The Republican Party tried to make the same arguments about a missing ranking minority member back in March, when it sued Pelosi to block the Jan. 6 committee’s investigative subpoenas. That effort failed when U.S. District Judge Timothy J. Kelly dismissed the relevant portions of the lawsuit. He concluded that “the court must defer to the select committee’s decision to treat Representative Cheney as the ranking minority member.” As a lower level federal court judge, his ruling is not binding on other judges, but it shows how this gambit is something of a long shot.

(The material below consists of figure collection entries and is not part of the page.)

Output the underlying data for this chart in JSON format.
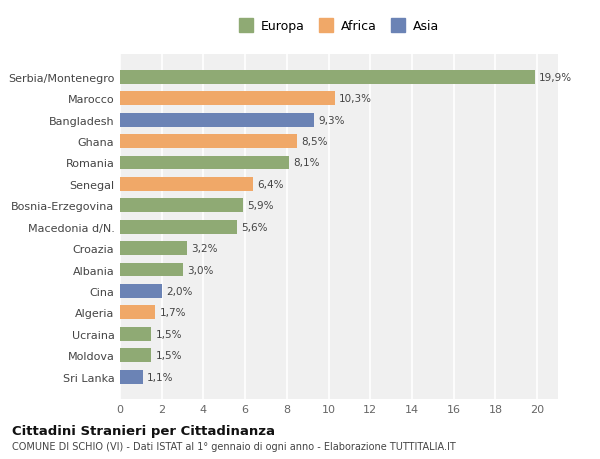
{
  "categories": [
    "Sri Lanka",
    "Moldova",
    "Ucraina",
    "Algeria",
    "Cina",
    "Albania",
    "Croazia",
    "Macedonia d/N.",
    "Bosnia-Erzegovina",
    "Senegal",
    "Romania",
    "Ghana",
    "Bangladesh",
    "Marocco",
    "Serbia/Montenegro"
  ],
  "values": [
    1.1,
    1.5,
    1.5,
    1.7,
    2.0,
    3.0,
    3.2,
    5.6,
    5.9,
    6.4,
    8.1,
    8.5,
    9.3,
    10.3,
    19.9
  ],
  "labels": [
    "1,1%",
    "1,5%",
    "1,5%",
    "1,7%",
    "2,0%",
    "3,0%",
    "3,2%",
    "5,6%",
    "5,9%",
    "6,4%",
    "8,1%",
    "8,5%",
    "9,3%",
    "10,3%",
    "19,9%"
  ],
  "colors": [
    "#6b83b5",
    "#8faa74",
    "#8faa74",
    "#f0a868",
    "#6b83b5",
    "#8faa74",
    "#8faa74",
    "#8faa74",
    "#8faa74",
    "#f0a868",
    "#8faa74",
    "#f0a868",
    "#6b83b5",
    "#f0a868",
    "#8faa74"
  ],
  "legend_labels": [
    "Europa",
    "Africa",
    "Asia"
  ],
  "legend_colors": [
    "#8faa74",
    "#f0a868",
    "#6b83b5"
  ],
  "title": "Cittadini Stranieri per Cittadinanza",
  "subtitle": "COMUNE DI SCHIO (VI) - Dati ISTAT al 1° gennaio di ogni anno - Elaborazione TUTTITALIA.IT",
  "xlim": [
    0,
    21
  ],
  "xticks": [
    0,
    2,
    4,
    6,
    8,
    10,
    12,
    14,
    16,
    18,
    20
  ],
  "background_color": "#ffffff",
  "plot_bg_color": "#f0f0f0"
}
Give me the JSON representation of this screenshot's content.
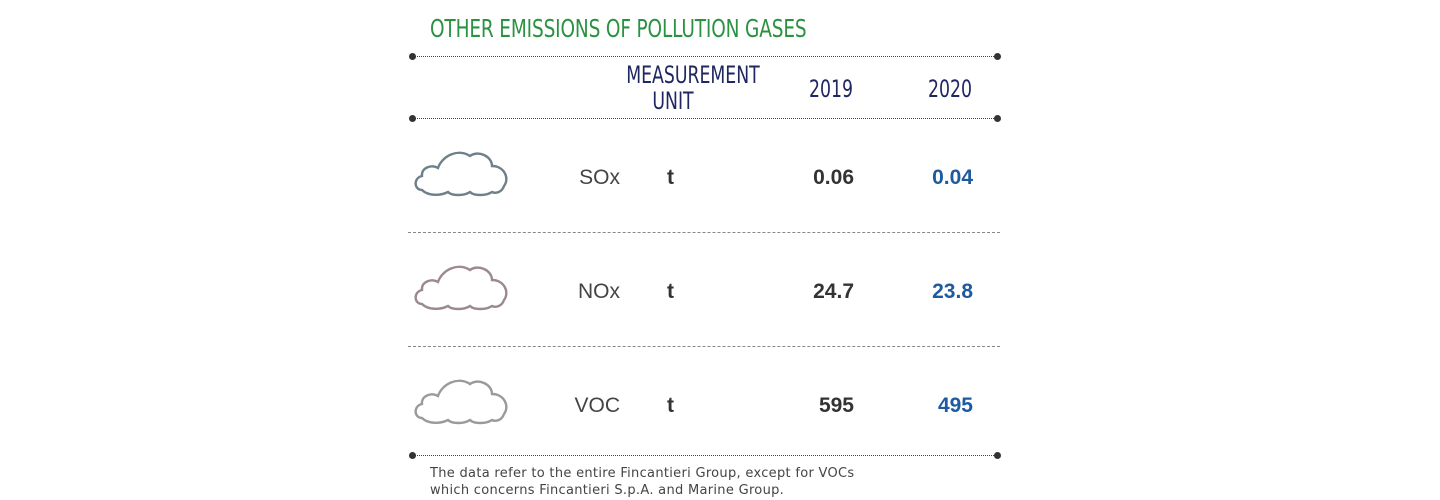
{
  "title": "OTHER EMISSIONS OF POLLUTION GASES",
  "headers": {
    "unit": "MEASUREMENT UNIT",
    "year1": "2019",
    "year2": "2020"
  },
  "rows": [
    {
      "gas": "SOx",
      "unit": "t",
      "v2019": "0.06",
      "v2020": "0.04",
      "icon": "cloud-icon",
      "icon_color": "#6e8088"
    },
    {
      "gas": "NOx",
      "unit": "t",
      "v2019": "24.7",
      "v2020": "23.8",
      "icon": "cloud-icon",
      "icon_color": "#9c8890"
    },
    {
      "gas": "VOC",
      "unit": "t",
      "v2019": "595",
      "v2020": "495",
      "icon": "cloud-icon",
      "icon_color": "#9a9a9a"
    }
  ],
  "note_lines": [
    "The data refer to the entire Fincantieri Group, except for VOCs",
    "which concerns Fincantieri S.p.A. and Marine Group."
  ],
  "colors": {
    "title": "#2a9240",
    "header": "#1f2660",
    "value_2020": "#1e5aa0"
  }
}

However, that lawsuit never cited Letter’s contradictory assertions in these FBI 302 forms, as these interview summaries are called. The question is now before the court where Bannon will soon face trial, and the result might be different. U.S. District Judge Carl J. Nichols is presently considering whether to accept the amicus brief written by House of Representatives lawyers. And if he does, Bannon’s defense team will seize on the discrepancy.
When the amicus brief was presented publicly on Tuesday, a statement by Pelosi made no mention of the contrast. Instead, it focused on commending the Justice Department “for moving to hold Bannon accountable for his blatant defiance of a lawful subpoena.”
“By addressing many of Bannon’s baseless arguments before the D.C. District Court, the House continues to defend this constitutional power as well as its essential prerogative to establish its own rules and practices,” Pelosi’s statement said.
But even Pelosi’s attempt to intervene in Bannon’s criminal case is still mired in politics. According to congressional lawyers, House leadership couldn’t even agree whether or not to submit this legal letter to the federal judge. In a recent vote by the so-called bipartisan legal advisory group—composed of Speaker Pelosi, Majority Leader Steny Hoyer (D-MD), Majority Whip Jim Clyburn (D-SC), Minority Leader Kevin McCarthy (R-CA), and Minority Whip Steve Scalise (R-LA)—the group was split along party lines. Both Republicans refused to sign off on the document, so in essence, House Democrats are defending the Jan. 6 Committee on their own.
Although institutional rules say the five-person group of politicians “speaks for, and articulates the institutional position of the House in all litigation matters,” McCarthy and Scalise refused to support the amicus brief “out of concern for damaging institutional prerogatives,” according to a source.
Despite all the esoteric legal arguments now at play, the core facts of Bannon’s situation are pretty plain: He was commanded to testify and turn over documents, and he didn’t do it. And while he could have avoided this entire debacle by simply showing up and staying quiet by pleading the Fifth Amendment right against self-discrimination, he instead has made himself a political martyr—while openly discussing the MAGA crowd’s refusal to accept the 2020 election results on his War Room podcast.
These FBI interviews could play a prominent role at a court hearing scheduled later this month. It would be the second time the FBI’s involvement in the case draws attention. As The Daily Beast revealed in March, the FBI cast a questionable dragnet by secretly collecting a history of the communications of another Bannon lawyer, Robert Costello—in a manner so sloppy that they actually vacuumed up information about other Bob Costellos in other states.
Last Friday, the DOJ revealed that it had, in fact, always considered the attorney a witness to a crime.
In a court filing, federal prosecutors doubled down on their aggressive—and rare—tactic of roping a criminal suspect’s lawyer into their investigation.
“The defendant has chosen to retain the same attorney who was a witness to his crime in this case,” they wrote, saying their decision should not be understood to “mean the prosecution somehow turned Mr. Costello into a witness—he already was.”